FILE PHOTO: Polish soldiers and a local dog walk along the border fence on the Polish-Belarusian border in Usnarz Gorny, Poland, August 30, 2023. REUTERS/Kuba Stezycki/File Photo

WARSAW (Reuters) - Poland will reintroduce a 200-metre buffer zone at the Belarus border at the beginning of next week, Prime Minister Donald Tusk said on Wednesday, after a soldier was left fighting for his life after an attack on the frontier.

The border has been a flashpoint since migrants started flocking there in 2021, after Belarus, a close Russian ally, reportedly opened travel agencies in the Middle East to offer a new unofficial route into Europe - a move the European Union said was designed to create a crisis.

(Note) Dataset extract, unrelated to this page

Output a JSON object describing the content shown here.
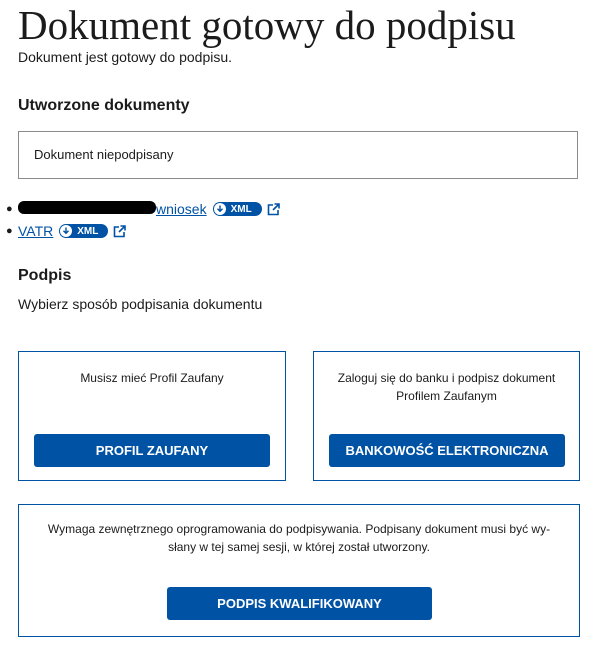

Belarus rejects the accusation that it helps to channel migrants to the Polish border.

"It was recommended to us that we should quickly restore the 200 metre buffer zone in this area where possible... we are ready to take such a decision at the beginning of next week," Tusk told a press conference near the border.

A buffer zone which prevented members of the public and aid workers from approaching the border was initially introduced in 2021 by the previous nationalist Law and Justice party (PiS) government.

At the time human rights advocates criticised the move as they said it impeded efforts to help migrants, including women and children, trapped on the border.

In recent weeks there has been an increase in the number of migrants trying to cross illegally and border guards have reported a number of violent incidents.

On Tuesday, a Polish soldier was left in a life-threatening condition after he was stabbed through the fence on the border.

Defence Minister Wladyslaw Kosiniak-Kamysz said Poland was ready to increase the number of troops at the border from the 5,500 currently stationed there but did not say by how many.

Poland plans to spend 10 billion zlotys ($2.55 billion) on strengthening its border with Belarus.